Nitrogen, oxygen and argon incorporation during reactive sputter deposition of titanium nitride.

For the reactive sputter deposition of titanium nitride, the stress and resistivity of the films has been measured as a function of several processing variables: i) target power, ii) substrate bias, iii) pressure, and iv) N sub 2/Ar ratio. These studies were limited to the conditions that produce titanium nitride of stoichiometry near one. Through Rutherford Backscattering Spectroscopy, the changes in stress and conductivity of the films as a function of the processing variables were interpreted in terms of nitrogen, argon, and oxygen concentration in the films. The changes in resistivity and stress correlate with oxygen and argon concentrations respectively, but the significant changes in these properties can be explained by the changes in microstructure that are caused by argon bombardment during the deposition. The absence of argon bombardment leads to a fibrous microstructure of low stress and high resistivity that is low in argon content and that readily reacts with the ambient to measure high in oxygen content.

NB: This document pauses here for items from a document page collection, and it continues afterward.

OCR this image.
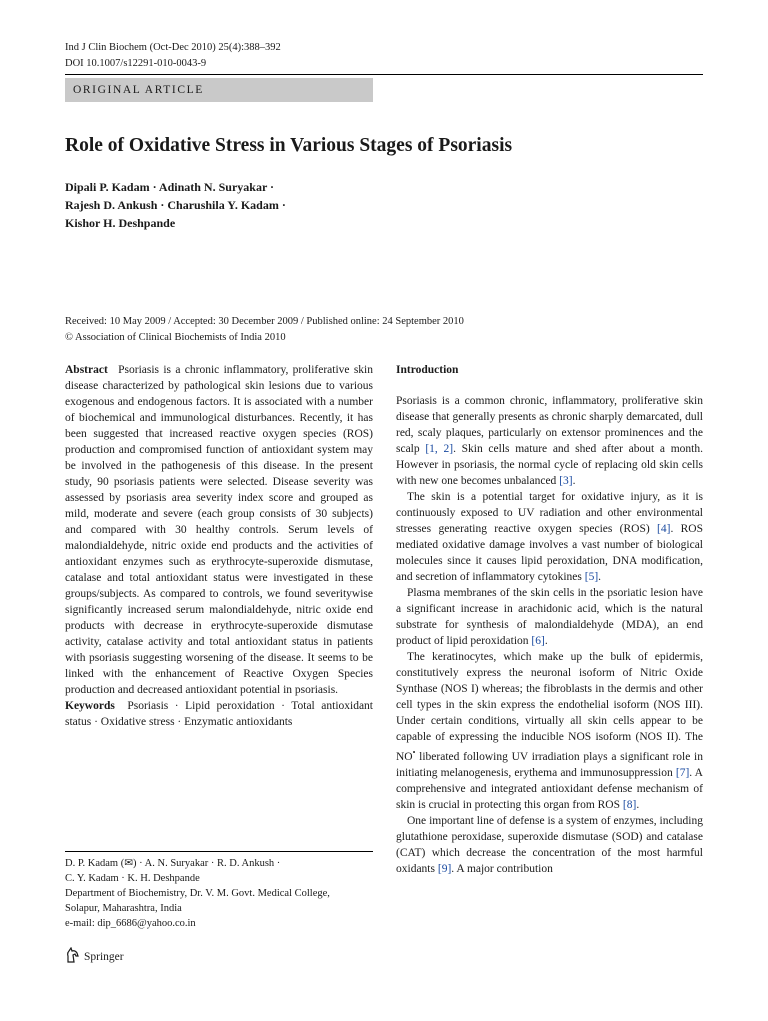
Ind J Clin Biochem (Oct-Dec 2010) 25(4):388–392
DOI 10.1007/s12291-010-0043-9
ORIGINAL ARTICLE
Role of Oxidative Stress in Various Stages of Psoriasis
Dipali P. Kadam · Adinath N. Suryakar ·
Rajesh D. Ankush · Charushila Y. Kadam ·
Kishor H. Deshpande
Received: 10 May 2009 / Accepted: 30 December 2009 / Published online: 24 September 2010
© Association of Clinical Biochemists of India 2010

Abstract Psoriasis is a chronic inflammatory, proliferative skin disease characterized by pathological skin lesions due to various exogenous and endogenous factors. It is associated with a number of biochemical and immunological disturbances. Recently, it has been suggested that increased reactive oxygen species (ROS) production and compromised function of antioxidant system may be involved in the pathogenesis of this disease. In the present study, 90 psoriasis patients were selected. Disease severity was assessed by psoriasis area severity index score and grouped as mild, moderate and severe (each group consists of 30 subjects) and compared with 30 healthy controls. Serum levels of malondialdehyde, nitric oxide end products and the activities of antioxidant enzymes such as erythrocyte-superoxide dismutase, catalase and total antioxidant status were investigated in these groups/subjects. As compared to controls, we found severitywise significantly increased serum malondialdehyde, nitric oxide end products with decrease in erythrocyte-superoxide dismutase activity, catalase activity and total antioxidant status in patients with psoriasis suggesting worsening of the disease. It seems to be linked with the enhancement of Reactive Oxygen Species production and decreased antioxidant potential in psoriasis.

Keywords Psoriasis · Lipid peroxidation · Total antioxidant status · Oxidative stress · Enzymatic antioxidants

D. P. Kadam (✉) · A. N. Suryakar · R. D. Ankush ·
C. Y. Kadam · K. H. Deshpande
Department of Biochemistry, Dr. V. M. Govt. Medical College,
Solapur, Maharashtra, India
e-mail: dip_6686@yahoo.co.in
Springer
Introduction

Psoriasis is a common chronic, inflammatory, proliferative skin disease that generally presents as chronic sharply demarcated, dull red, scaly plaques, particularly on extensor prominences and the scalp [1, 2]. Skin cells mature and shed after about a month. However in psoriasis, the normal cycle of replacing old skin cells with new one becomes unbalanced [3].

The skin is a potential target for oxidative injury, as it is continuously exposed to UV radiation and other environmental stresses generating reactive oxygen species (ROS) [4]. ROS mediated oxidative damage involves a vast number of biological molecules since it causes lipid peroxidation, DNA modification, and secretion of inflammatory cytokines [5].

Plasma membranes of the skin cells in the psoriatic lesion have a significant increase in arachidonic acid, which is the natural substrate for synthesis of malondialdehyde (MDA), an end product of lipid peroxidation [6].

The keratinocytes, which make up the bulk of epidermis, constitutively express the neuronal isoform of Nitric Oxide Synthase (NOS I) whereas; the fibroblasts in the dermis and other cell types in the skin express the endothelial isoform (NOS III). Under certain conditions, virtually all skin cells appear to be capable of expressing the inducible NOS isoform (NOS II). The NO• liberated following UV irradiation plays a significant role in initiating melanogenesis, erythema and immunosuppression [7]. A comprehensive and integrated antioxidant defense mechanism of skin is crucial in protecting this organ from ROS [8].

One important line of defense is a system of enzymes, including glutathione peroxidase, superoxide dismutase (SOD) and catalase (CAT) which decrease the concentration of the most harmful oxidants [9]. A major contribution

The increase in argon bombardment (either by lowering the total pressure or by increasing the substrate bias) produces a compact, uniform microstructure with an increased stress and with a decreased resistivity. As a by-product of this process, the amount of oxygen absorbed from the ambient decreases but the amount of argon detected in the films (a result of the "peening" process) increases. From this argument, the microstructural aspects of the deposition process appear to be the causal feature of the changes in film properties, and the absorbed impurity aspects of the deposition process appear to be more of an effect of the microstructure and its formation.